Dia mengatakan bahwa optimisme terkait hal itu dirasakannya usai bertemu dengan Presiden AS, Donald Trump, pada sebuah pertemuan informal yang dilakukan keduanya di Qatar pada awal Mei 2025 lalu.
"Kemungkinannya itu ada, untuk bisa melakukan kesepakatan (dengan AS) sebelum 8 Juli," kata Anindya saat ditemui di JCC Senayan, Jakarta, Rabu, 28 Mei 2025.
Dalam pertemuan informal dengan Donald Trump itu, Anindya menceritakan bahwa Trump telah menyampaikan keinginannya untuk mempercepat kerja sama ekonomi dengan Indonesia.
Ketua Umum Kadin Indonesia, Anindya Bakrie, saat ditemui di JCC Senayan, Jakarta Pusat, Rabu, 28 Mei 2025
- VIVA.co.id/Mohammad Yudha Prasetya
"Saya bertanya langsung, 'Pak Trump, menurut Anda apakah kesepakatan dengan Indonesia bisa terjadi?’. Beliau menjawab, 'Kami ingin berbisnis. Kami ingin mencapai kesepakatan sebelum 8 Juli’," ujar Anindya.
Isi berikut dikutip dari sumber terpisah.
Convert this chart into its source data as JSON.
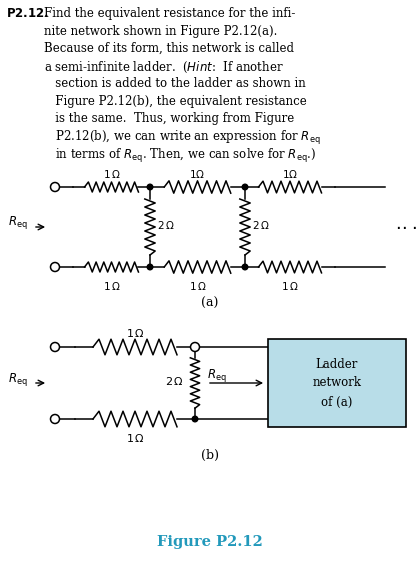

Menurutnya, terdapat 3 alasan utama yang menjadi faktor pendukung terciptanya kesepakatan dagang RI-AS tersebut. Pertama yakni soal peluang penyeimbangan neraca perdagangan RI-AS, dimana Indonesia bisa mengalihkan impor produk turunan migas dari Timur Tengah ke Amerika Serikat dengan nilai mencapai US$40 miliar.
Anindya meyakini, langkah itu akan membuka ruang ekspor yang lebih besar bagi produk unggulan Indonesia, seperti misalnya produk alas kaki, elektronik, furnitur, dan tekstil. Hal itu dapat dilakukan seiring upaya meningkatkan ekspor AS untuk komoditas seperti kedelai, gandum, kapas, dan susu.
Ketua Umum Kamar Dagang Industri (Kadin) Indonesia, Anindya Novyan Bakrie
- VIVA.co.id/Fajar Ramadhan
Kedua, potensi investasi strategis dari Indonesia melalui Danantara dengan dana kelolaan sebesar US$900 miliar dan dividen tahunan US$10 miliar, dinilai mampu mendorong investasi Indonesia di sektor hulu migas AS guna mempererat kerja sama strategis kedua negara.
Ketiga, Anindya menyoroti peluang kerja sama dalam pasokan mineral penting (critical mineral). Menurutnya, ketergantungan AS pada China dalam rantai pasok mineral penting telah membuka ruang bagi Indonesia untuk berperan sebagai mitra alternatif strategis.
"Jadi, tiga hal itulah yang membuat saya pikir kesepakatan itu bisa dicapai," ujarnya.